For instance, 3G-SDI simply means that the port is capable of transferring 3 gigabytes of video data per second. If you relate this to shooting in 4K, you will need a stronger signal if you want to shoot higher quality videos. 12G SDI ports are especially designed for 4K videos while 3G SDI is optimized for HD video. If you want to stream in 4K, you need to use either 6G-SDI, 12G-SDI or Quad Link SDI. Although there are still no standardized rules for broadcasting in 4K, production teams are now becoming more creative in using different SDI ports to create a 4K signal that offers the best broadcast or streaming quality. Here, we’ll take a closer look at these different 4K signals and how they are created and utilized:
This 4K signal is almost similar to Quad-Link HD-SDI, the only difference being that the signal is transmitted through Dual-Link 3G-SDI. To create this type of port, you have to use 2 BNC cables supporting 3Gb/s of bandwidth for 3G-SDI. Dual-Link 3G-SDi is capable of transmitting up to 10-bit 4:2:2 4K at up to 30p and it is preferred by a lot of producers because they are less cluttered than Quad-Link ports because they only use two cables instead of four. Since Dual-Link 3G-SDI is not yet supported by 4K cameras, you’ll need to use a converter box to convert these outputs to and from different 4K formats.

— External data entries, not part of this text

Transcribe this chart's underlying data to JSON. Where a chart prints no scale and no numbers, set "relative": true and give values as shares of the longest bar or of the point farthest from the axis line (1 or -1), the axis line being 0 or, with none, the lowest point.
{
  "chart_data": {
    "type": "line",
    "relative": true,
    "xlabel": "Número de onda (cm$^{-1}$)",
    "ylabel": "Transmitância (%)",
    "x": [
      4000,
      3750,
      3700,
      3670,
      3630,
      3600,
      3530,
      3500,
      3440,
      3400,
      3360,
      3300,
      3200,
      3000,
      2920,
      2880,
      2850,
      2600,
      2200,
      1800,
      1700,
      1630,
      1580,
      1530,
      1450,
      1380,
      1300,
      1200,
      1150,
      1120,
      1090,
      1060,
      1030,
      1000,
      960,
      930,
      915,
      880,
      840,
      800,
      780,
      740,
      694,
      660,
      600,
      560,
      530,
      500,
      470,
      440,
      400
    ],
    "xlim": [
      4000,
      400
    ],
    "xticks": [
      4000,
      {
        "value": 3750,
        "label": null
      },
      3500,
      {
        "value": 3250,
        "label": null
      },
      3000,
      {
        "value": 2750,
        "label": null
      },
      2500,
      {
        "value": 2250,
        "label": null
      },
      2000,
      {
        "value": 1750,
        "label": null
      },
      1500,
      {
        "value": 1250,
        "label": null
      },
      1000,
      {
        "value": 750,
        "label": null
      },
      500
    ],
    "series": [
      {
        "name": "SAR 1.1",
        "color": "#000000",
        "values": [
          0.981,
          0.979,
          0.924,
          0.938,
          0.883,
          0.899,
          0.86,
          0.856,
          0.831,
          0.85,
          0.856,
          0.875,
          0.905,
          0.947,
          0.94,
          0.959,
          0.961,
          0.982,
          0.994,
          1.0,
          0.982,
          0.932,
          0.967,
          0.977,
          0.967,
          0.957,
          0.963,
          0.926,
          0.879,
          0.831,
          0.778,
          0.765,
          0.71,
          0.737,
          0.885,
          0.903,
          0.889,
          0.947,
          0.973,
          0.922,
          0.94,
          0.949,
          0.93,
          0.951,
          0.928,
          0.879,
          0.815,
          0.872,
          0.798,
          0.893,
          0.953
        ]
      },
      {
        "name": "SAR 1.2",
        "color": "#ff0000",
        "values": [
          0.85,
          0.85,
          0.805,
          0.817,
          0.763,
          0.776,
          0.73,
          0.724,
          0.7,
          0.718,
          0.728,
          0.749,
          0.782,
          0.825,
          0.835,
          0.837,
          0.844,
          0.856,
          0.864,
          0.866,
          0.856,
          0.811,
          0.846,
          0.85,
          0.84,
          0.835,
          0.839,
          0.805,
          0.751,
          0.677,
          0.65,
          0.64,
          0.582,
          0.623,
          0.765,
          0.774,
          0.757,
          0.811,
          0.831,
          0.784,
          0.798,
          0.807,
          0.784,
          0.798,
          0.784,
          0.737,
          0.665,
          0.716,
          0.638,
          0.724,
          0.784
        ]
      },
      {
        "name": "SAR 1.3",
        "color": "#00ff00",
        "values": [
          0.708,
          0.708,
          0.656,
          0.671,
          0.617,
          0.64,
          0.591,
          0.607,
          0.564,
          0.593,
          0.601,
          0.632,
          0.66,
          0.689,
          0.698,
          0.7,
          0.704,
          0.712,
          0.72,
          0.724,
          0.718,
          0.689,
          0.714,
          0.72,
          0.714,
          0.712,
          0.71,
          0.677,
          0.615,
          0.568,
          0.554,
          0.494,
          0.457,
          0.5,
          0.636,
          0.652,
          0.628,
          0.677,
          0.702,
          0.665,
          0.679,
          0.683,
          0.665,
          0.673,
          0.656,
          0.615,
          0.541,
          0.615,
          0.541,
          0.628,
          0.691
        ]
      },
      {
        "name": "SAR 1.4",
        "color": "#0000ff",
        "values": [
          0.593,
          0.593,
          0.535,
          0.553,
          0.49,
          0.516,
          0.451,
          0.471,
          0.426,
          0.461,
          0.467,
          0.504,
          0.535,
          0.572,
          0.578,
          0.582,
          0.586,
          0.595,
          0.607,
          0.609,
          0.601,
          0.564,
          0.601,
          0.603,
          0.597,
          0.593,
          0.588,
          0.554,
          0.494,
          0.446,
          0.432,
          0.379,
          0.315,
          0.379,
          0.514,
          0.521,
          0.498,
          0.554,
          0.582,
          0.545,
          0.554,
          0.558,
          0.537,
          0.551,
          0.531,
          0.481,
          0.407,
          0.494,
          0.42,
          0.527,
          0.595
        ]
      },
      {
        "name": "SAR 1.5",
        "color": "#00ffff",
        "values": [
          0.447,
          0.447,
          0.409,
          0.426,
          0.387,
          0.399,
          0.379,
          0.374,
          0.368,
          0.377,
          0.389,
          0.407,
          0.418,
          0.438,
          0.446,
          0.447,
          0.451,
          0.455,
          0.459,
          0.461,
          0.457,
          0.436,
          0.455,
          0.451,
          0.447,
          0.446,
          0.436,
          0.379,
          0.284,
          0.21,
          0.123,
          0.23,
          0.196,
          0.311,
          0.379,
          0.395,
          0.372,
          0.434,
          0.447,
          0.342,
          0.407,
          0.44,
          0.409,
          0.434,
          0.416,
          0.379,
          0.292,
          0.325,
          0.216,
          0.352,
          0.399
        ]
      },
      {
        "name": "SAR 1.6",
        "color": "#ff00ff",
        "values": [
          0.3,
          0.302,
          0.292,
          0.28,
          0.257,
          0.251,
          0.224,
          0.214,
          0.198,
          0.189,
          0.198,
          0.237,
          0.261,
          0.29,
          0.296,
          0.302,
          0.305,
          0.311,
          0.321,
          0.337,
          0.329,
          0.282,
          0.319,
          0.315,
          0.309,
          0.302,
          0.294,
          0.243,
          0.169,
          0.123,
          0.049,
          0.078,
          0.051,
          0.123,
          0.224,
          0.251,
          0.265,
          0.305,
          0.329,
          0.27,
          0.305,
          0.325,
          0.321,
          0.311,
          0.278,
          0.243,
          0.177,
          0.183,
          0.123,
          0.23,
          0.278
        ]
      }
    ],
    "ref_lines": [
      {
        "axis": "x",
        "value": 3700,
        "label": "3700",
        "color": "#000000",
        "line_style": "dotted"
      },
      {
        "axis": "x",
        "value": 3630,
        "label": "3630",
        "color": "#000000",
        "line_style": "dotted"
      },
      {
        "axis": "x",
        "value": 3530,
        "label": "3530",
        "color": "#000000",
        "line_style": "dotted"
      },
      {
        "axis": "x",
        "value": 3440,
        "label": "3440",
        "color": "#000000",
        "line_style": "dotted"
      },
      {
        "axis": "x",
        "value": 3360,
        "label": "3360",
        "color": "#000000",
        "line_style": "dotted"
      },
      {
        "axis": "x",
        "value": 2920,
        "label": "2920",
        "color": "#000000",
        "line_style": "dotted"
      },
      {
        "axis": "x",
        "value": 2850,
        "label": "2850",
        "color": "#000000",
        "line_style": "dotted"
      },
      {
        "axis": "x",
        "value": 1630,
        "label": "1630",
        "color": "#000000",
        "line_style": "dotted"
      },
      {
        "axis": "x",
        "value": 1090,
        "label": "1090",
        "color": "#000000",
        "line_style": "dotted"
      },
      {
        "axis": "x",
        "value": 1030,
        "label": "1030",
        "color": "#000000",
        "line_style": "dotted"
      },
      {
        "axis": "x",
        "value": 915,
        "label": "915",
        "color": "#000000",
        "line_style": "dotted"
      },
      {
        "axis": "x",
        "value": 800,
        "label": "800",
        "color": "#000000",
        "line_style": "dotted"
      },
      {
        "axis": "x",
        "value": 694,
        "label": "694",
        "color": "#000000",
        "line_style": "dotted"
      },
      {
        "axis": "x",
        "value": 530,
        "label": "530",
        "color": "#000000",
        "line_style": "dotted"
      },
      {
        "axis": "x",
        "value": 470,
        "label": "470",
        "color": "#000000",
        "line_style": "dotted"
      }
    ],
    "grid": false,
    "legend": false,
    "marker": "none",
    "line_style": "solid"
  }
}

This type of signal can also be converted to HDMI 1.4 using the Blackmagic Mini Converter SDI to HDMI, 6G-SDI using the Blackmagic Multiplex 4K and Quad-Link HD-SDI using the Blackmagic Multiplex 4K.
Employing the same concept as Quad-Link HD-SDI, this type of 4K signal is capable of transmitting 10-bit 4:2:2 4K for up to 60p or 12-bit 4:4:4 for up to 30p. The only difference between the two is that instead of HD-SDI, this port utilizes 4 3G-SDI signals. To create Quad-Link 3G-SDI, you will need to use 4 75-ohm BNC coaxial cables supporting at least 3Gb/s of bandwidth.
This type of signal is utilized mostly in post production because of the extra color information of a 4:4:4 signal that’s useful in this process. Although no cameras support the 4:4:4 signal yet, you can use a capture card to transmit it. Unlike Dual-Link 3G SDI, there is no way to convert a Quad-Link 3G-SDI signal just yet, but it can be used on any device that’s capable of doing Quad-Link HD-SDI.
This is the most popular SDI port used in transmitting 4K signals and it utilizes 4 1080p signals stitched together to create a strong 4k signal to ensure top quality 4K videos. HD-SDI ports are recognized by the SMPTE for transmitting 2k and 1080p videos, so they are the best cables to use for creating a Quad-Link HD-SDI port that’s capable of transmitting 4K videos.
To make this possible, 4 separate 75-ohm BNC coaxial cables need to be used and you have to ensure that they support at least 1.5GB/s of bandwidth for them to work on your Quad-Link HD-SDI. This port is also capable of supporting DCI 4K and UHD 4k signals, and it can transmit a maximum video quality of 10-bit 4:2:2 at 30p. Quad-Link HD-SDI is used by most professional broadcasting production companies because of its reliability in delivering excellent quality 4K videos.
The use of SDI ports in transmitting 4K signal still has a long way to go. As we wait for SMPTE to create a standard for using 4K signals in broadcasting, technical teams are relying on their creativity in making sure that high quality videos are transmitted for viewers to enjoy.